If planes were launched to make the stratosphere more reflective, how long would it take for them to have a cooling effect? What if it took years or even decades to know if the technique was working or that it was causing weather turmoil elsewhere?

And, in regions of the world already fraught with tension, how would it look to a nervous country if a far larger neighbour filled the skies with squadrons of jets?

Inevitably, given the scale of any of these operations, the military would have to be involved so, even if the purpose was genuinely benign, and was being conducted in the global cause of cooling the planet, the deployments might easily look like an act of war.

Diplomatic issues 'the greatest'

Image source, Thinkstock
Image caption,

Would it really be possible to have planes spewing out particles to reflect sunshine?

One answer is that if climate change proves to be as far-reaching and pervasive as some projections suggest, it is bound to escalate tensions regardless of any geo-engineering: that as pressures mount on vulnerable areas, vast populations could be on the move anyway, with or without attempts to block the sun.
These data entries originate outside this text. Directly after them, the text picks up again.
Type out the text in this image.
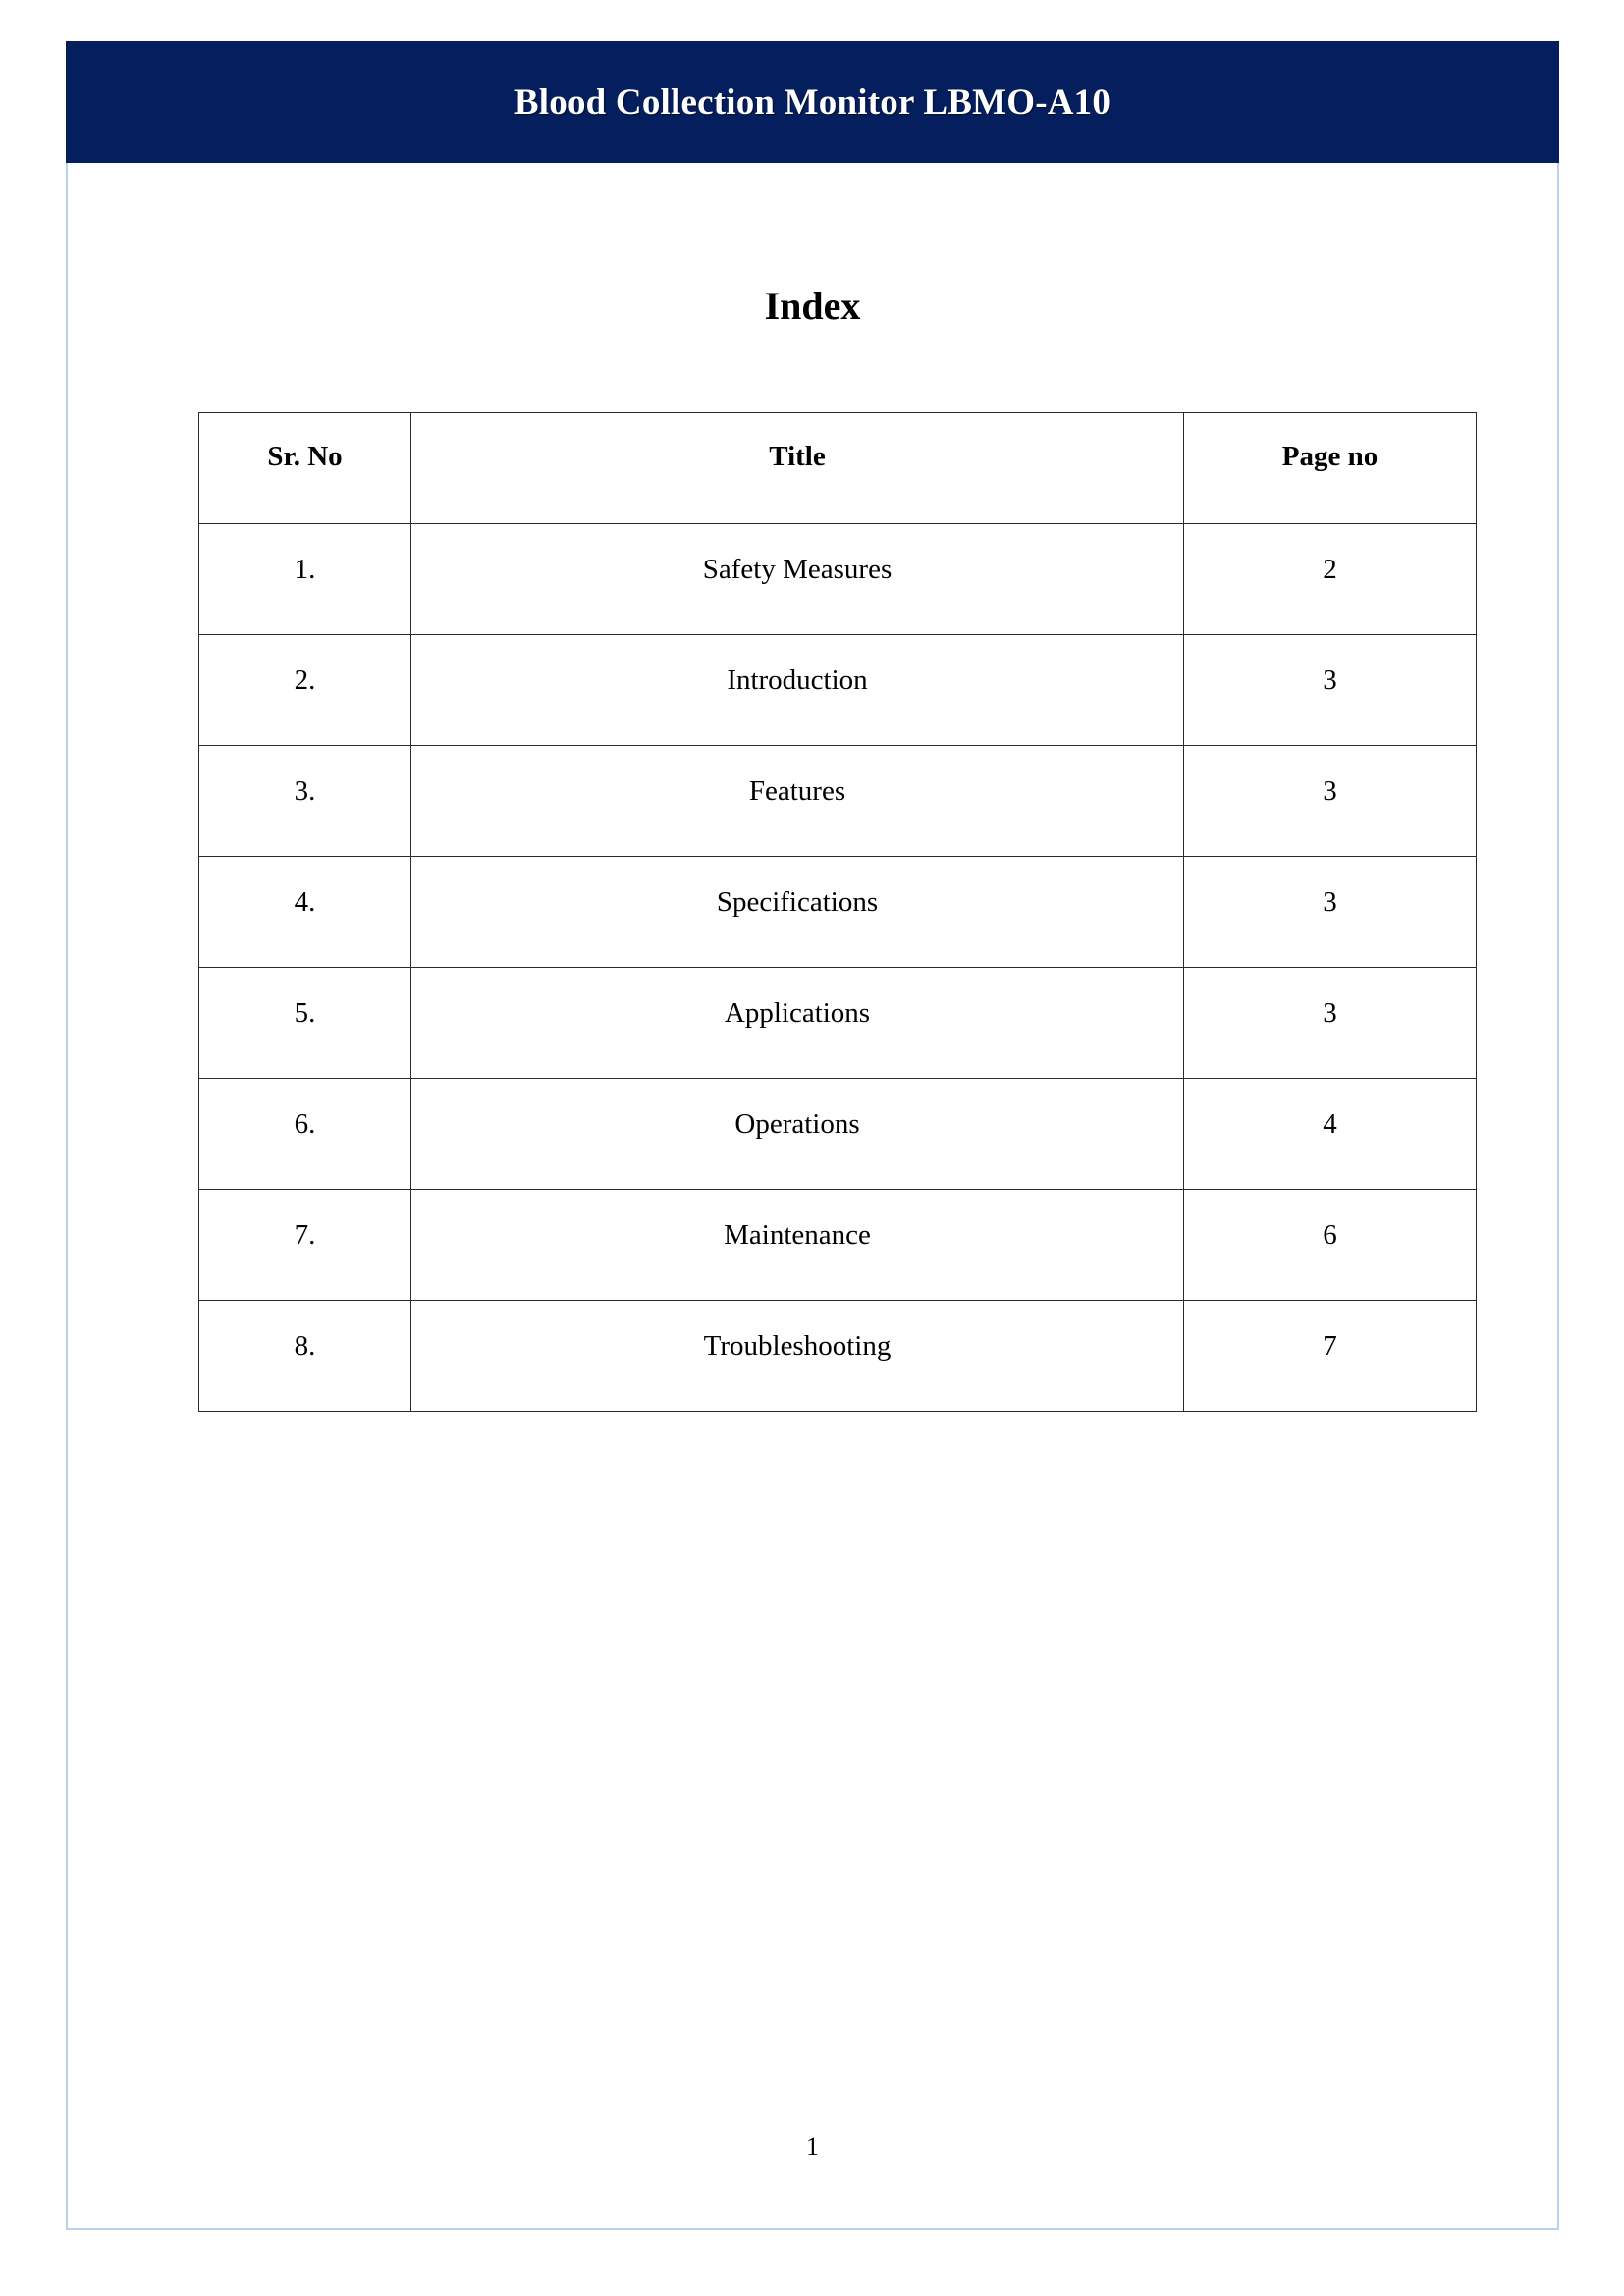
Blood Collection Monitor LBMO-A10
Index
Sr. No	Title	Page no
1.	Safety Measures	2
2.	Introduction	3
3.	Features	3
4.	Specifications	3
5.	Applications	3
6.	Operations	4
7.	Maintenance	6
8.	Troubleshooting	7
1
The authors of the recent research are adamant that the risks are so great that any studies or experiments need to be as open as possible - and that actual operations, however distant in the future, must be governed by international treaty.

But that is a very big ask.

Of all the challenges with geo-engineering - the technological hurdles, the enormous gamble with weather patterns, the dangers of conflict - perhaps the greatest is diplomatic.

The past 22 years have seen the world repeatedly fail to agree to cut greenhouse gases to tackle global warming.

How much harder would it be to get it to agree on last-ditch measures that many would brand as hare-brained and dangerous?

But what if, many decades ahead, there was no alternative?